Sparse test fails 7.2% of ideal hashes.

NoHatCoder commented 4 years ago

Keyset 'Sparse' - 16-bit keys with up to 9 bits set - 50643 keys (high 32-bit) and (low 32-bit), reports as failed if either has 2 or more collisions. For an ideal hash this will trigger failure with 7.2% probability, that seems like a tad bit too much.

At a glance blake2b-256 and MeowHash are marked with no other failures.

o0101 commented 4 years ago

In my experience you can fix this by mixing in the key more times, preferably with some modification, like shifting it.

That's how I passed sparse when it was the only thing failing, on multiple different hashes.

NoHatCoder commented 4 years ago

That is just making a random change to your hash function. Every time you make such a change you re-roll with a 7.2% chance of failure, but you are not necessarily improving your function, you are just making it pass an arbitrary test.

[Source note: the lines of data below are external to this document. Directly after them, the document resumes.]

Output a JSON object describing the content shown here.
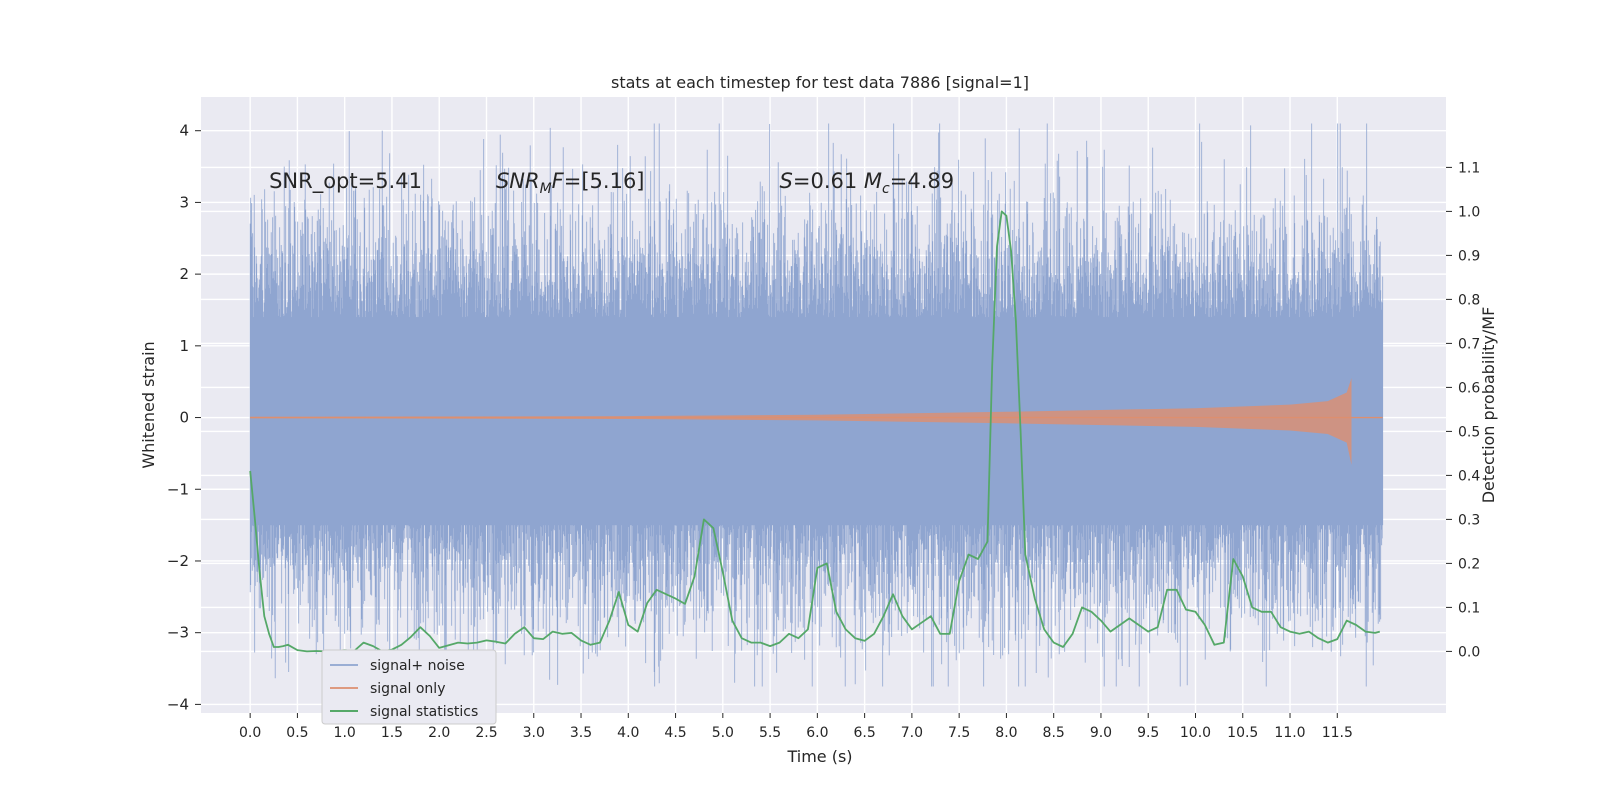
{
  "chart_data": {
    "type": "line",
    "title": "stats at each timestep for test data 7886 [signal=1]",
    "xlabel": "Time (s)",
    "ylabel": "Whitened strain",
    "y2label": "Detection probability/MF",
    "xlim": [
      -0.52,
      12.65
    ],
    "ylim": [
      -4.12,
      4.47
    ],
    "y2lim": [
      -0.14,
      1.26
    ],
    "x_ticks": [
      0.0,
      0.5,
      1.0,
      1.5,
      2.0,
      2.5,
      3.0,
      3.5,
      4.0,
      4.5,
      5.0,
      5.5,
      6.0,
      6.5,
      7.0,
      7.5,
      8.0,
      8.5,
      9.0,
      9.5,
      10.0,
      10.5,
      11.0,
      11.5
    ],
    "x_tick_labels": [
      "0.0",
      "0.5",
      "1.0",
      "1.5",
      "2.0",
      "2.5",
      "3.0",
      "3.5",
      "4.0",
      "4.5",
      "5.0",
      "5.5",
      "6.0",
      "6.5",
      "7.0",
      "7.5",
      "8.0",
      "8.5",
      "9.0",
      "9.5",
      "10.0",
      "10.5",
      "11.0",
      "11.5"
    ],
    "y_ticks": [
      4,
      3,
      2,
      1,
      0,
      -1,
      -2,
      -3,
      -4
    ],
    "y_tick_labels": [
      "4",
      "3",
      "2",
      "1",
      "0",
      "−1",
      "−2",
      "−3",
      "−4"
    ],
    "y2_ticks": [
      1.1,
      1.0,
      0.9,
      0.8,
      0.7,
      0.6,
      0.5,
      0.4,
      0.3,
      0.2,
      0.1,
      0.0
    ],
    "y2_tick_labels": [
      "1.1",
      "1.0",
      "0.9",
      "0.8",
      "0.7",
      "0.6",
      "0.5",
      "0.4",
      "0.3",
      "0.2",
      "0.1",
      "0.0"
    ],
    "annotations": [
      {
        "text": "SNR_opt=5.41",
        "x": 0.2,
        "y": 3.2
      },
      {
        "text": "SNR_MF=[5.16]",
        "x": 2.6,
        "y": 3.2
      },
      {
        "text": "S=0.61   M_c=4.89",
        "x": 5.6,
        "y": 3.2
      }
    ],
    "legend": {
      "location": "lower-left",
      "entries": [
        "signal+ noise",
        "signal only",
        "signal statistics"
      ]
    },
    "grid": true,
    "series": [
      {
        "name": "signal+ noise",
        "axis": "left",
        "color": "#8fa5d0",
        "style": "dense noise",
        "x_range": [
          0.0,
          11.98
        ],
        "dense_band": [
          -1.5,
          1.4
        ],
        "extremes": [
          -3.75,
          4.1
        ]
      },
      {
        "name": "signal only",
        "axis": "left",
        "color": "#dd8f6f",
        "style": "chirp",
        "x_range": [
          0.0,
          11.65
        ],
        "envelope": [
          [
            0.0,
            0.01
          ],
          [
            4.0,
            0.02
          ],
          [
            6.0,
            0.04
          ],
          [
            8.0,
            0.08
          ],
          [
            10.0,
            0.13
          ],
          [
            11.0,
            0.18
          ],
          [
            11.4,
            0.23
          ],
          [
            11.6,
            0.35
          ],
          [
            11.65,
            0.55
          ]
        ]
      },
      {
        "name": "signal statistics",
        "axis": "right",
        "color": "#55a868",
        "x": [
          0.0,
          0.05,
          0.1,
          0.15,
          0.2,
          0.25,
          0.3,
          0.35,
          0.4,
          0.5,
          0.6,
          0.7,
          0.8,
          0.9,
          1.0,
          1.1,
          1.2,
          1.3,
          1.4,
          1.5,
          1.6,
          1.7,
          1.8,
          1.9,
          2.0,
          2.1,
          2.2,
          2.3,
          2.4,
          2.5,
          2.6,
          2.7,
          2.8,
          2.9,
          3.0,
          3.1,
          3.2,
          3.3,
          3.4,
          3.5,
          3.6,
          3.7,
          3.8,
          3.9,
          4.0,
          4.1,
          4.2,
          4.3,
          4.4,
          4.5,
          4.6,
          4.7,
          4.8,
          4.9,
          5.0,
          5.1,
          5.2,
          5.3,
          5.4,
          5.5,
          5.6,
          5.7,
          5.8,
          5.9,
          6.0,
          6.1,
          6.2,
          6.3,
          6.4,
          6.5,
          6.6,
          6.7,
          6.8,
          6.9,
          7.0,
          7.1,
          7.2,
          7.3,
          7.4,
          7.5,
          7.6,
          7.7,
          7.8,
          7.85,
          7.9,
          7.95,
          8.0,
          8.05,
          8.1,
          8.15,
          8.2,
          8.3,
          8.4,
          8.5,
          8.6,
          8.7,
          8.8,
          8.9,
          9.0,
          9.1,
          9.2,
          9.3,
          9.4,
          9.5,
          9.6,
          9.7,
          9.8,
          9.9,
          10.0,
          10.1,
          10.2,
          10.3,
          10.4,
          10.5,
          10.6,
          10.7,
          10.8,
          10.9,
          11.0,
          11.1,
          11.2,
          11.3,
          11.4,
          11.5,
          11.6,
          11.7,
          11.8,
          11.9,
          11.95
        ],
        "y": [
          0.41,
          0.3,
          0.18,
          0.08,
          0.04,
          0.01,
          0.01,
          0.012,
          0.015,
          0.003,
          0.0,
          0.001,
          0.0,
          0.001,
          0.003,
          0.001,
          0.02,
          0.012,
          0.0,
          0.004,
          0.015,
          0.033,
          0.055,
          0.035,
          0.008,
          0.014,
          0.02,
          0.018,
          0.02,
          0.025,
          0.022,
          0.018,
          0.04,
          0.055,
          0.03,
          0.028,
          0.045,
          0.04,
          0.042,
          0.025,
          0.015,
          0.02,
          0.07,
          0.135,
          0.06,
          0.045,
          0.11,
          0.14,
          0.13,
          0.12,
          0.108,
          0.17,
          0.3,
          0.28,
          0.18,
          0.07,
          0.03,
          0.02,
          0.02,
          0.012,
          0.02,
          0.04,
          0.03,
          0.05,
          0.19,
          0.2,
          0.09,
          0.05,
          0.03,
          0.024,
          0.04,
          0.08,
          0.13,
          0.08,
          0.05,
          0.065,
          0.08,
          0.04,
          0.04,
          0.16,
          0.22,
          0.21,
          0.25,
          0.65,
          0.92,
          1.0,
          0.99,
          0.91,
          0.75,
          0.5,
          0.22,
          0.12,
          0.05,
          0.02,
          0.01,
          0.04,
          0.1,
          0.09,
          0.07,
          0.045,
          0.06,
          0.075,
          0.06,
          0.045,
          0.055,
          0.14,
          0.14,
          0.095,
          0.09,
          0.06,
          0.015,
          0.02,
          0.21,
          0.17,
          0.1,
          0.09,
          0.09,
          0.055,
          0.045,
          0.04,
          0.045,
          0.03,
          0.02,
          0.028,
          0.07,
          0.06,
          0.045,
          0.042,
          0.045
        ]
      }
    ]
  }
}
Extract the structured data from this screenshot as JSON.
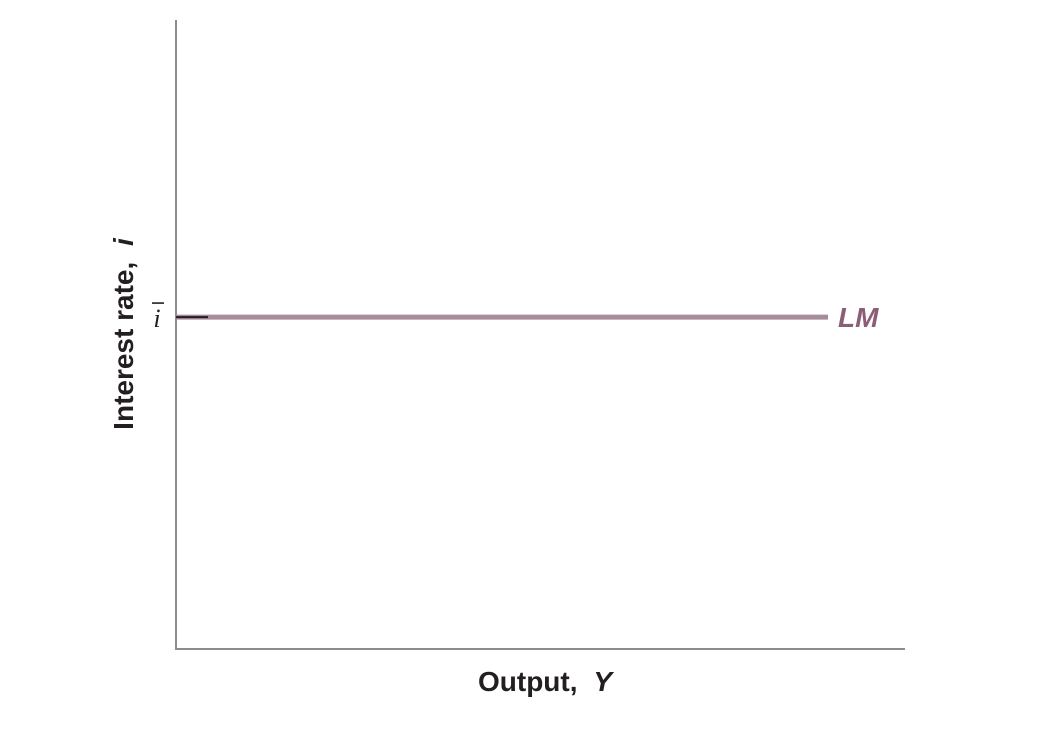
{
  "chart_data": {
    "type": "line",
    "xlabel": "Output,",
    "xlabel_var": "Y",
    "ylabel": "Interest rate,",
    "ylabel_var": "i",
    "y_ticks": [
      {
        "label": "i",
        "overbar": true,
        "value": 1
      }
    ],
    "series": [
      {
        "name": "LM",
        "x": [
          0,
          1
        ],
        "y": [
          1,
          1
        ]
      }
    ],
    "grid": false,
    "colors": {
      "axis": "#8c8c8c",
      "curve": "#a88b9b",
      "curve_label": "#8c5d78",
      "tick": "#231f20",
      "text": "#231f20"
    }
  }
}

o0101 commented 4 years ago

I wondered about that.

Still, the point is to pass these tests, which would seem to make them not arbitrary.

If what you say is true, I guess my changes improved my % chance of failure from X > 7.2 to 7.2

Or maybe I don't understand this. 🤷‍♂

How did you calculate the 7.2%?

o0101 commented 4 years ago

@NoHatCoder, BTW the stated change is not "random." Another round while shifting the key is a deliberate way to directly address the sparse test, another is adding some constants to the key to make it less sparse.

That's if you want to pass the tests. If you want to just change the tests, you've got a different problem, I guess.

Did you test all hashes to arrive at 7.2%? Is it possible this could be (wrt this test) simply a design flaw in otherwise ok hashes?

If that's the case, probably can fix the hashes, as I was suggesting.

Best of luck with this! 😃

NoHatCoder commented 4 years ago

There are 50643 hash values included in the set, that gives 50643 (50643 - 1) / 2 = 1282331403 distinct pairs. Each of those pair ideally have a 2^-32 chance of colliding, so you get 1282331403 2^-32 = 0.298566 expected collisions. Calculating the Poisson distribution for that expectation gives a chance of 0.741881 for 0 occurrences, 0.221501 for 1 occurrence, and thus 0.036618 for two or more occurrences. Two such tests are performed, that gives a combined probability of at least one of them failing of 0.071895.

o0101 commented 4 years ago

OK I follow up to 0.298566 but I don't know why you need to use the Poisson distribution.

To me it seems like 0.298566 (~ 0) collisions is the expected value for an ideal hash.

Also, sorry I know this is a digression and it's not up to you to explain it to someone who doesn't understand.

NoHatCoder commented 4 years ago

This is basic statistics.

It comes out approximately like this: Every time you design a hash function, roll two dice twice, if either roll is two sixes, your function fails this test.

When we roll two dice the expected number of sixes is 1/3, so indeed we get 0 sixes most of the time, but sometimes we do get two sixes.

Declaring a hash function broken based on this test is like declaring a pair of dice loaded because you rolled two sixes.

If you actually want to know whether or not a die is loaded, the best you can do is to roll it a lot of times, note the results, and then do the statistics to determine if any roll comes out too often to fit the ideal die model with reasonable probability. In general, the more tests, the less loaded the die has to be in order for the skew to be notable.

A statistical hash test suite ought to work the same way, and for a quite limited test like this you probably shouldn't report a problem for less than somewhere around 5 collisions (probability: 29 in a million).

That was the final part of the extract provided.